Tobii Sensory EyeFX Software

A training ground to teach early users the tools and methods of eyegaze

Sensory EyeFX is a set of 30 software applications designed for the earliest level of eye gaze computer access.

Sensory Eye-FX has been developed specifically with gaze interaction in mind. It is designed to develop early cause and effect skills through fun and stimulating activities. These activities are designed to be used without the need for a calibration. Users can develop their screen engagement, tracking, targeting, selecting and creative skills with activities such as splat painting, making patterns and on-screen musical instruments.

The software is divided into 5 stages of exploration. These stages function as a training ground to teach early eyegaze users the tools and methods of eyegaze.
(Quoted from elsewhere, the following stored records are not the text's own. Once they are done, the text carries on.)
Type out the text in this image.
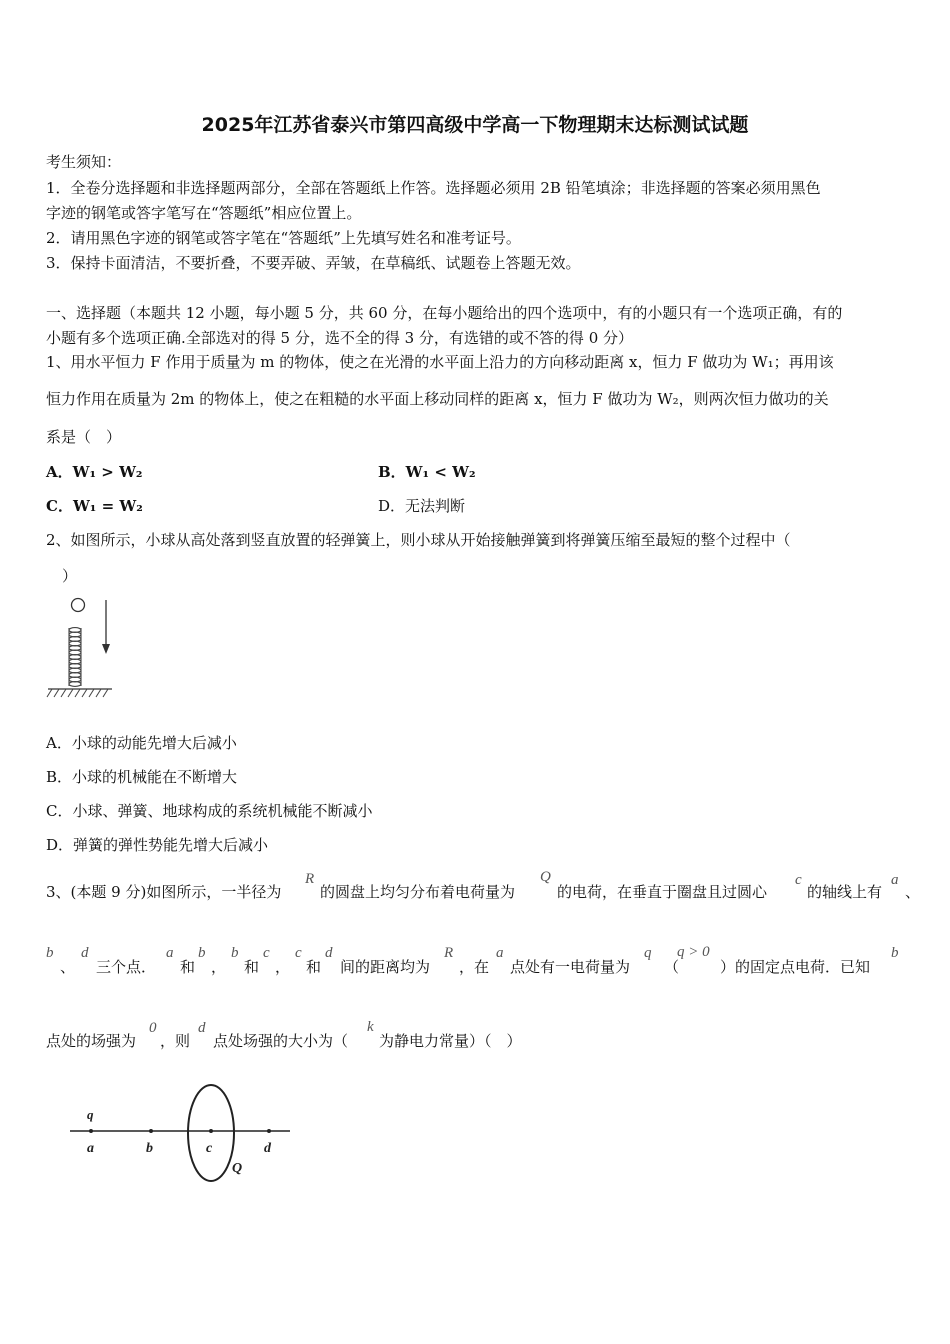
2025年江苏省泰兴市第四高级中学高一下物理期末达标测试试题
考生须知：
1．全卷分选择题和非选择题两部分，全部在答题纸上作答。选择题必须用 2B 铅笔填涂；非选择题的答案必须用黑色
字迹的钢笔或答字笔写在“答题纸”相应位置上。
2．请用黑色字迹的钢笔或答字笔在“答题纸”上先填写姓名和准考证号。
3．保持卡面清洁，不要折叠，不要弄破、弄皱，在草稿纸、试题卷上答题无效。
一、选择题（本题共 12 小题，每小题 5 分，共 60 分，在每小题给出的四个选项中，有的小题只有一个选项正确，有的
小题有多个选项正确.全部选对的得 5 分，选不全的得 3 分，有选错的或不答的得 0 分）
1、用水平恒力 F 作用于质量为 m 的物体，使之在光滑的水平面上沿力的方向移动距离 x，恒力 F 做功为 W₁；再用该
恒力作用在质量为 2m 的物体上，使之在粗糙的水平面上移动同样的距离 x，恒力 F 做功为 W₂，则两次恒力做功的关
系是（　）
A．W₁ > W₂	B．W₁ < W₂
C．W₁ = W₂	D．无法判断
2、如图所示，小球从高处落到竖直放置的轻弹簧上，则小球从开始接触弹簧到将弹簧压缩至最短的整个过程中（
）
A．小球的动能先增大后减小
B．小球的机械能在不断增大
C．小球、弹簧、地球构成的系统机械能不断减小
D．弹簧的弹性势能先增大后减小
3、(本题 9 分)如图所示，一半径为
R
的圆盘上均匀分布着电荷量为
Q
的电荷，在垂直于圈盘且过圆心
c
的轴线上有
a
、
b
、
d
三个点．
a
和
b
，
b
和
c
，
c
和
d
间的距离均为
R
，在
a
点处有一电荷量为
q
（
q > 0
）的固定点电荷．已知
b
点处的场强为
0
，则
d
点处场强的大小为（
k
为静电力常量）（　）
q
a	b	c	d
Q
Level 1 – Blank screen engagement

Blank Screen Engagement activities allow learners to explore cause and effect – when they look something happens, when they look away it stops – this concept is fundamental to learning gaze interaction and needs to be explored in some detail.

Level 2 – Object displacement

Object displacement activities introduce some of the methods of gaze interaction such as dwell functions and basic targeting – here learners may begin to gain greater awareness as to how their gaze proximity activates a response from content in a certain area of the screen.

Level 3 – Zoned focusing

Zoned focusing, an ability to target specific areas of the screen is an important step in learning to control the mouse cursor. We want learners to be able to begin to fix their gaze in order to achieve a greater level of control and accuracy. At this point we are developing skills necessary to achieve a successful calibration.

Level 4 – Active exploration

It is of primary importance that learners are motivated to engage with the screen, active exploration activities encourage learners to engage with the wider area of the screen and have fun using their eyes.

Level 5 – Controlled targeting

Controlled targeting activities can help learners achieve greater control, a higher degree of accuracy and a more detailed understanding of the dwell function.